A February UN report detailed four sexual abuse investigations involving members of the Multinational Security Support (MSS), a Kenyan-led, US-backed military mission combating gang violence in Haiti, including one involving a 12-year-old child.
“In 2025, the United Nations received four allegations of sexual exploitation and abuse involving personnel from multinational security assistance missions in Haiti,” the report said.
“All allegations were found to be substantiated by an investigation conducted by the Office of the United Nations High Commissioner for Human Rights.”
Three of the victims were children and were allegedly raped. The fourth alleged sexual assault victim was 18 years old.
The UN report said the cases were referred to the MSS and its successor, the Gang Suppression Force (GSF), for “appropriate investigation and remedial action.” CNN has reached out to an MSS spokesperson for comment.
The MSS transitioned into the GSF last year and was given a broader mandate to fight domestic insurgents. The news came days after Chadian soldiers belonging to the GSF arrived in the country on Wednesday.
The allegations were first reported by the Haitian newspaper Aibo Post.
Stéphane Dujarric, a spokesman for the UN Secretary-General, told CNN that the report had been “shared with anti-gang forces,” stressing that the mission was not under UN oversight.
“Four cases is too many,” William O’Neill, the designated expert on Haiti for the United Nations High Commissioner for Human Rights, told CNN.
“There must be an independent investigation and, if there is evidence, charges must be brought. Maximum transparency and impunity must be tolerated. And justice must be given to the victims,” he said.
The document indicates that all four incidents were investigated by the Office of the High Commissioner for Human Rights (OHCHR), and the incident involving a 12-year-old boy was investigated internally by the MSS.

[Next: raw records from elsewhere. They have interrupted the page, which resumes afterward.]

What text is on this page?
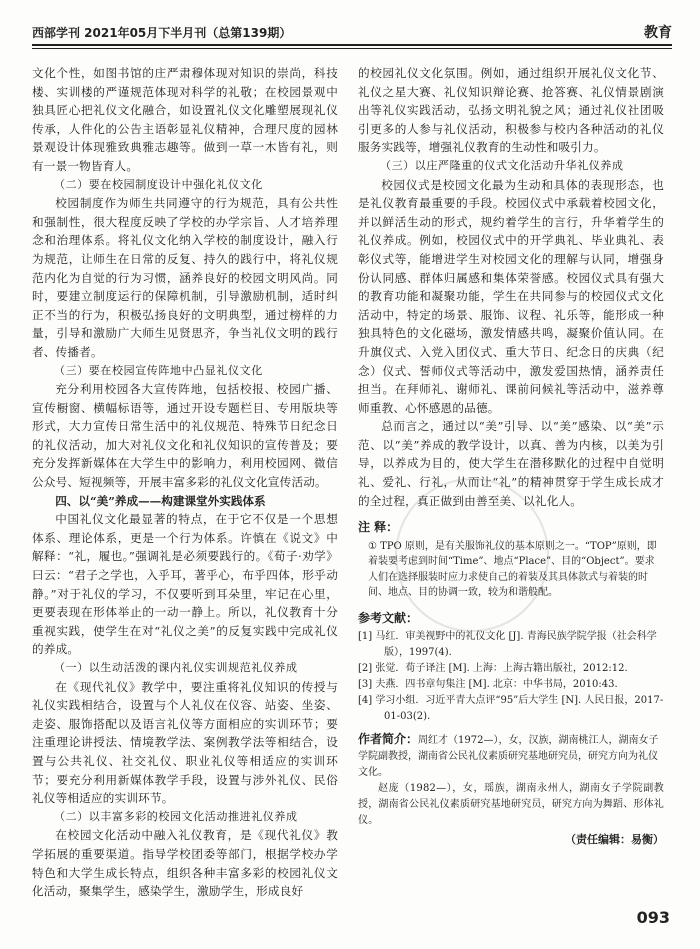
西部学刊 2021年05月下半月刊（总第139期）	教育

文化个性，如图书馆的庄严肃穆体现对知识的崇尚，科技楼、实训楼的严谨规范体现对科学的礼敬；在校园景观中独具匠心把礼仪文化融合，如设置礼仪文化雕塑展现礼仪传承，人件化的公告主语彰显礼仪精神，合理尺度的园林景观设计体现雅致典雅志趣等。做到一草一木皆有礼，则有一景一物皆育人。

（二）要在校园制度设计中强化礼仪文化

校园制度作为师生共同遵守的行为规范，具有公共性和强制性，很大程度反映了学校的办学宗旨、人才培养理念和治理体系。将礼仪文化纳入学校的制度设计，融入行为规范，让师生在日常的反复、持久的践行中，将礼仪规范内化为自觉的行为习惯，涵养良好的校园文明风尚。同时，要建立制度运行的保障机制，引导激励机制，适时纠正不当的行为，积极弘扬良好的文明典型，通过榜样的力量，引导和激励广大师生见贤思齐，争当礼仪文明的践行者、传播者。

（三）要在校园宣传阵地中凸显礼仪文化

充分利用校园各大宣传阵地，包括校报、校园广播、宣传橱窗、横幅标语等，通过开设专题栏目、专用版块等形式，大力宣传日常生活中的礼仪规范、特殊节日纪念日的礼仪活动，加大对礼仪文化和礼仪知识的宣传普及；要充分发挥新媒体在大学生中的影响力，利用校园网、微信公众号、短视频等，开展丰富多彩的礼仪文化宣传活动。

四、以“美”养成——构建课堂外实践体系

中国礼仪文化最显著的特点，在于它不仅是一个思想体系、理论体系，更是一个行为体系。许慎在《说文》中解释：“礼，履也。”强调礼是必须要践行的。《荀子·劝学》曰云：“君子之学也，入乎耳，著乎心，布乎四体，形乎动静。”对于礼仪的学习，不仅要听到耳朵里，牢记在心里，更要表现在形体举止的一动一静上。所以，礼仪教育十分重视实践，使学生在对“礼仪之美”的反复实践中完成礼仪的养成。

（一）以生动活泼的课内礼仪实训规范礼仪养成

在《现代礼仪》教学中，要注重将礼仪知识的传授与礼仪实践相结合，设置与个人礼仪在仪容、站姿、坐姿、走姿、服饰搭配以及语言礼仪等方面相应的实训环节；要注重理论讲授法、情境教学法、案例教学法等相结合，设置与公共礼仪、社交礼仪、职业礼仪等相适应的实训环节；要充分利用新媒体教学手段，设置与涉外礼仪、民俗礼仪等相适应的实训环节。

（二）以丰富多彩的校园文化活动推进礼仪养成

在校园文化活动中融入礼仪教育，是《现代礼仪》教学拓展的重要渠道。指导学校团委等部门，根据学校办学特色和大学生成长特点，组织各种丰富多彩的校园礼仪文化活动，聚集学生，感染学生，激励学生，形成良好

的校园礼仪文化氛围。例如，通过组织开展礼仪文化节、礼仪之星大赛、礼仪知识辩论赛、抢答赛、礼仪情景剧演出等礼仪实践活动，弘扬文明礼貌之风；通过礼仪社团吸引更多的人参与礼仪活动，积极参与校内各种活动的礼仪服务实践等，增强礼仪教育的生动性和吸引力。

（三）以庄严隆重的仪式文化活动升华礼仪养成

校园仪式是校园文化最为生动和具体的表现形态，也是礼仪教育最重要的手段。校园仪式中承载着校园文化，并以鲜活生动的形式，规约着学生的言行，升华着学生的礼仪养成。例如，校园仪式中的开学典礼、毕业典礼、表彰仪式等，能增进学生对校园文化的理解与认同，增强身份认同感、群体归属感和集体荣誉感。校园仪式具有强大的教育功能和凝聚功能，学生在共同参与的校园仪式文化活动中，特定的场景、服饰、议程、礼乐等，能形成一种独具特色的文化磁场，激发情感共鸣，凝聚价值认同。在升旗仪式、入党入团仪式、重大节日、纪念日的庆典（纪念）仪式、誓师仪式等活动中，激发爱国热情，涵养责任担当。在拜师礼、谢师礼、课前问候礼等活动中，滋养尊师重教、心怀感恩的品德。

总而言之，通过以“美”引导、以“美”感染、以“美”示范、以“美”养成的教学设计，以真、善为内核，以美为引导，以养成为目的，使大学生在潜移默化的过程中自觉明礼、爱礼、行礼，从而让“礼”的精神贯穿于学生成长成才的全过程，真正做到由善至美、以礼化人。

注 释：
① TPO 原则，是有关服饰礼仪的基本原则之一。“TOP”原则，即着装要考虑到时间“Time”、地点“Place”、目的“Object”。要求人们在选择服装时应力求使自己的着装及其具体款式与着装的时间、地点、目的协调一致，较为和谐般配。
参考文献：
[1] 马红．审美视野中的礼仪文化 [J]. 青海民族学院学报（社会科学版），1997(4).
[2] 张觉．荀子译注 [M]. 上海：上海古籍出版社，2012:12.
[3] 夫燕．四书章句集注 [M]. 北京：中华书局，2010:43.
[4] 学习小组．习近平青大点评“95”后大学生 [N]. 人民日报，2017-01-03(2).
作者简介：周红才（1972—），女，汉族，湖南桃江人，湖南女子学院副教授，湖南省公民礼仪素质研究基地研究员，研究方向为礼仪文化。

赵庞（1982—），女，瑶族，湖南永州人，湖南女子学院副教授，湖南省公民礼仪素质研究基地研究员，研究方向为舞蹈、形体礼仪。

（责任编辑：易衡）
093
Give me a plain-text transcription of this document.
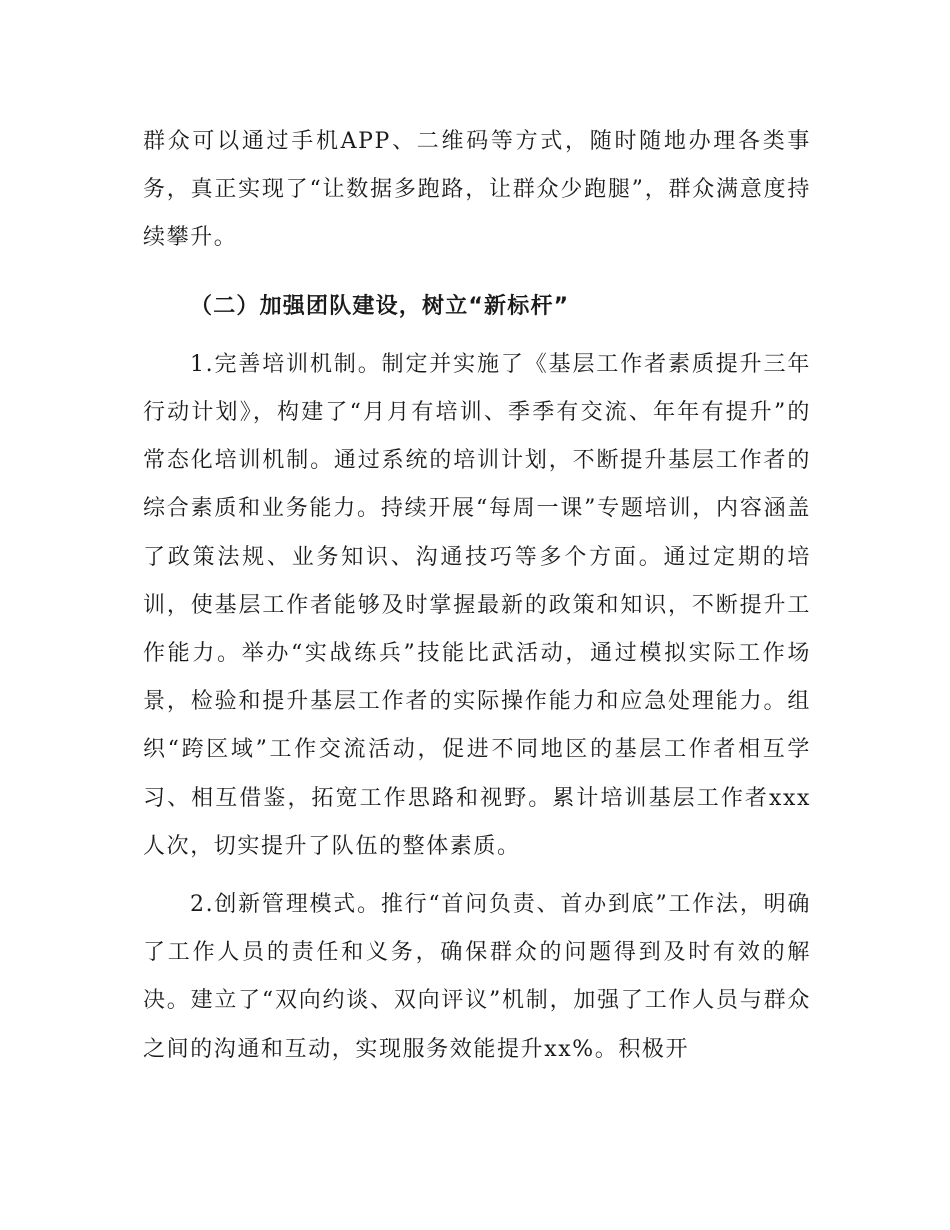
群众可以通过手机APP、二维码等方式，随时随地办理各类事务，真正实现了“让数据多跑路，让群众少跑腿”，群众满意度持续攀升。

（二）加强团队建设，树立“新标杆”

1.完善培训机制。制定并实施了《基层工作者素质提升三年行动计划》，构建了“月月有培训、季季有交流、年年有提升”的常态化培训机制。通过系统的培训计划，不断提升基层工作者的综合素质和业务能力。持续开展“每周一课”专题培训，内容涵盖了政策法规、业务知识、沟通技巧等多个方面。通过定期的培训，使基层工作者能够及时掌握最新的政策和知识，不断提升工作能力。举办“实战练兵”技能比武活动，通过模拟实际工作场景，检验和提升基层工作者的实际操作能力和应急处理能力。组织“跨区域”工作交流活动，促进不同地区的基层工作者相互学习、相互借鉴，拓宽工作思路和视野。累计培训基层工作者xxx人次，切实提升了队伍的整体素质。

2.创新管理模式。推行“首问负责、首办到底”工作法，明确了工作人员的责任和义务，确保群众的问题得到及时有效的解决。建立了“双向约谈、双向评议”机制，加强了工作人员与群众之间的沟通和互动，实现服务效能提升xx%。积极开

The report adds yet another bitter comment to the MSS mandate, which struggled for a year to support local police responses to the gang violence epidemic before ending in October 2025.
Haiti plunged into crisis in 2021 after mercenaries assassinated President Jovenel Moïse. Since then, the gang has taken control of much of the capital, Port-au-Prince, leading then-Prime Minister Ariel Henry to request international military assistance in 2022.
The MSS mission was widely perceived as a failure due to lack of funding and personnel. Gangs continue to kidnap, kill, and displace Haitian civilians. In the first five months of 2024, 2,680 people have been killed and more than 1.3 million people have been forced to flee their homes, according to UN Human Rights Representative Volker Turk.
“Nothing has changed,” said Reginald Fisueme, a Haitian doctor at Zanmi Lasante, Haiti’s largest non-governmental health provider. The group’s violence forced the closure of several hospitals. Gangs control key supply routes and disrupt access to medicines and equipment.
This report is not the first instance of misconduct against international peacekeepers in Haiti. CNN previously reported that UN peacekeepers sent to Haiti in the wake of the devastating 2010 earthquake fathered and abandoned dozens of children with Haitian women.